Было холодно, осень выдалась сырая, жёлтая почти с первых своих дней и совсем без солнца.

Бродяга бездумно брёл по тихим улочкам старого маленького городка неизвестно куда и неизвестно зачем. Хотелось, есть и спать, ещё хотелось очень выпить, чтобы затихла эта тупая боль в голове.

На вокзале, там в большом городе, старая "бомжиха" от щедрот, а может в надежде на любовь и дружбу угостила его половиной стакана водки, но всё это уже выветрилось, и душа опять просила забвенья.

У магазина на окраине толпились мужики, группировались, разливали водку, пили что-то из железных банок, запивая всё это добро пивом, лущили воблу, дымили сигаретами и папиросами, спорили о чём-то своём, доказывая и матерясь.

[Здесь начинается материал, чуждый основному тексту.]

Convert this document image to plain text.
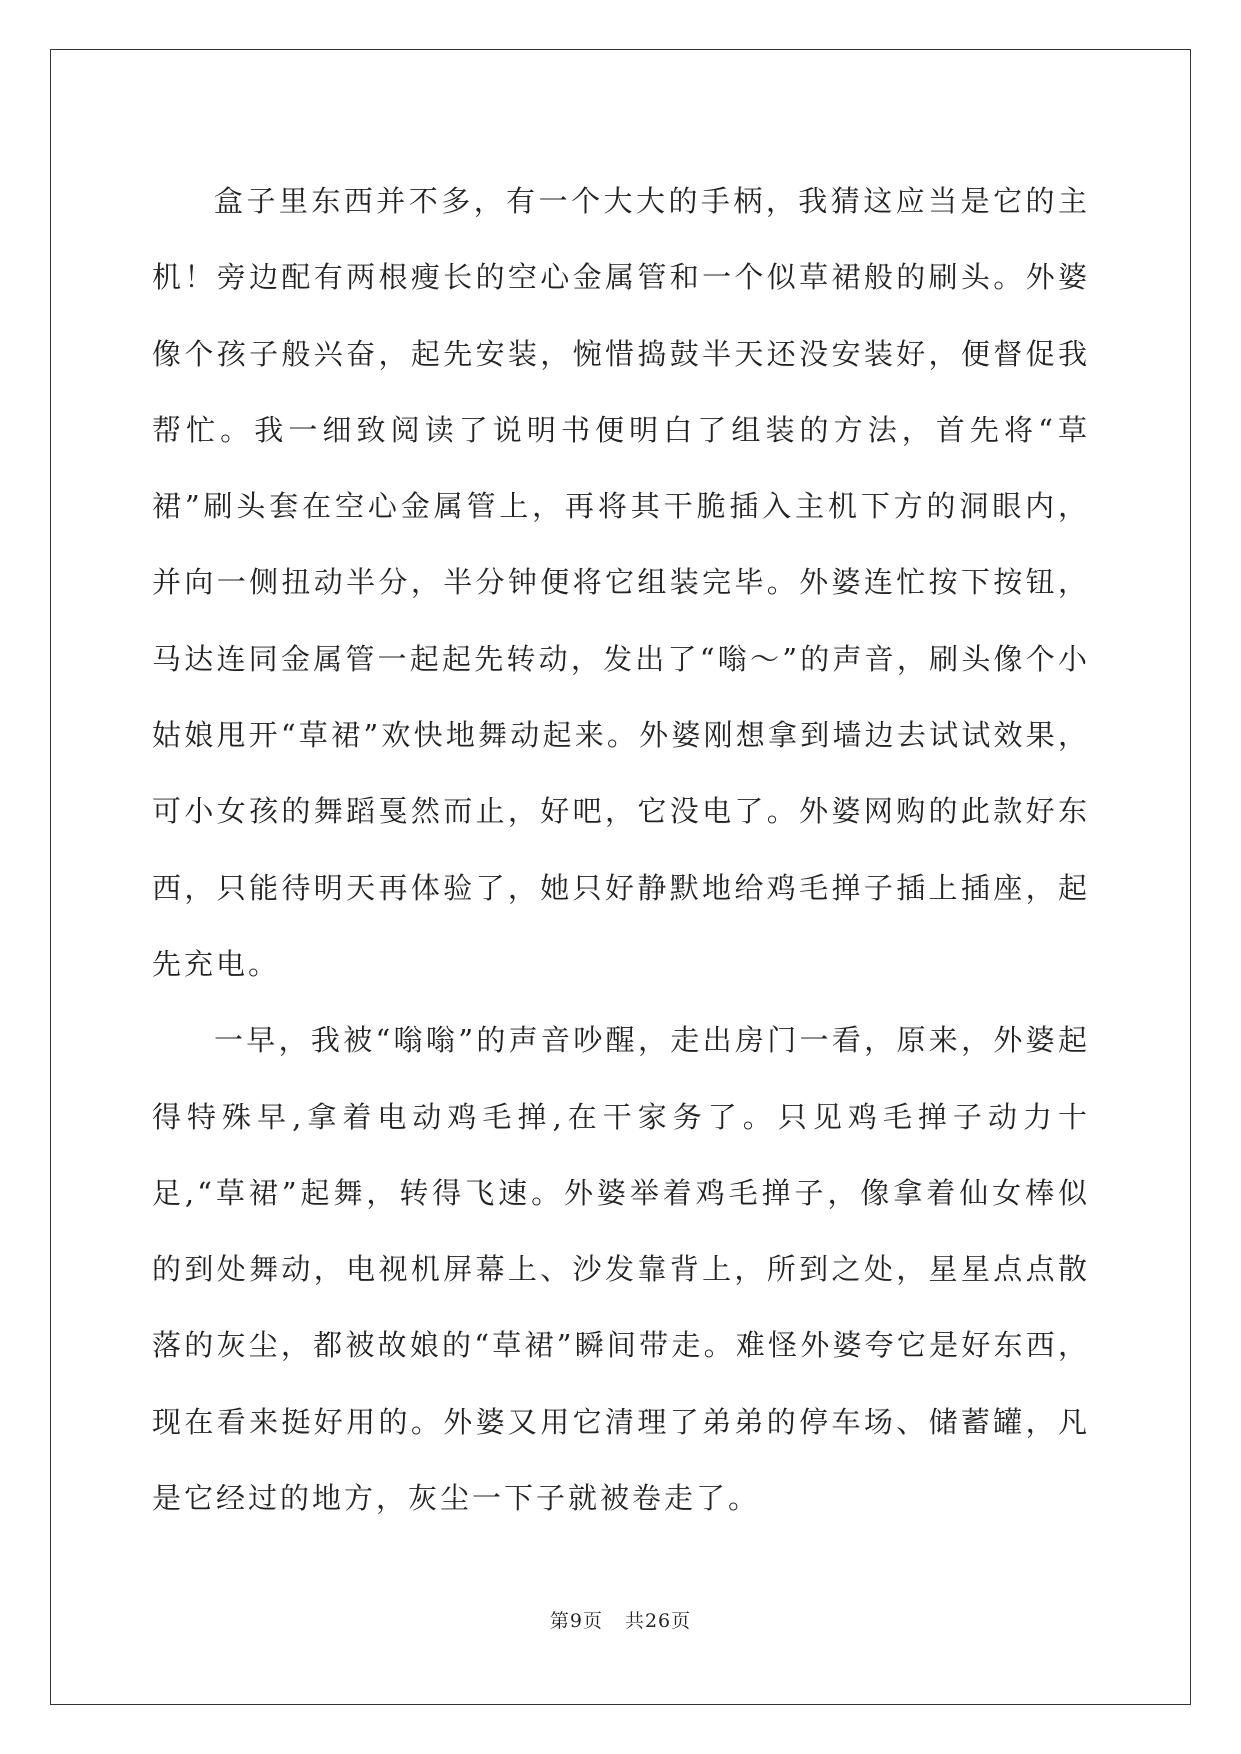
盒子里东西并不多，有一个大大的手柄，我猜这应当是它的主机！旁边配有两根瘦长的空心金属管和一个似草裙般的刷头。外婆像个孩子般兴奋，起先安装，惋惜捣鼓半天还没安装好，便督促我帮忙。我一细致阅读了说明书便明白了组装的方法，首先将“草裙”刷头套在空心金属管上，再将其干脆插入主机下方的洞眼内，并向一侧扭动半分，半分钟便将它组装完毕。外婆连忙按下按钮，马达连同金属管一起起先转动，发出了“嗡～”的声音，刷头像个小姑娘甩开“草裙”欢快地舞动起来。外婆刚想拿到墙边去试试效果，可小女孩的舞蹈戛然而止，好吧，它没电了。外婆网购的此款好东西，只能待明天再体验了，她只好静默地给鸡毛掸子插上插座，起先充电。

一早，我被“嗡嗡”的声音吵醒，走出房门一看，原来，外婆起得特殊早,拿着电动鸡毛掸,在干家务了。只见鸡毛掸子动力十足,“草裙”起舞，转得飞速。外婆举着鸡毛掸子，像拿着仙女棒似的到处舞动，电视机屏幕上、沙发靠背上，所到之处，星星点点散落的灰尘，都被故娘的“草裙”瞬间带走。难怪外婆夸它是好东西，现在看来挺好用的。外婆又用它清理了弟弟的停车场、储蓄罐，凡是它经过的地方，灰尘一下子就被卷走了。

第9页 共26页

- Мужики, слышь, закурить найдётся? - попросил он.

Давали закурить, жалостливо и брезгливо отворачиваясь.

- Совсем дикой мужик, ишь как опух, да оброс! Одним словом - "бомж". И продолжали о своём, о мужском: пьяном, но очень важном.

Подобрал несколько бутылок, пытался вытрясти в жаждущую глотку хоть каплю спиртного, но, увы, - сухо!

Из магазина выкатилась компания молодых, бритоголовых, накачанных. Стали в круг, с шумом открыли пиво, с удовольствием и жадно пили, обсуждая что-то тоже своё - молодое и наглое. Толкнулся к ним.

- Парни, не дайте погибнуть бывшему спортсмену. Трубы горят, погибаю!

- Ишь ты, мастер спорта по литерболу, - гоготнули те. - Катись! Работать надо, а не побираться.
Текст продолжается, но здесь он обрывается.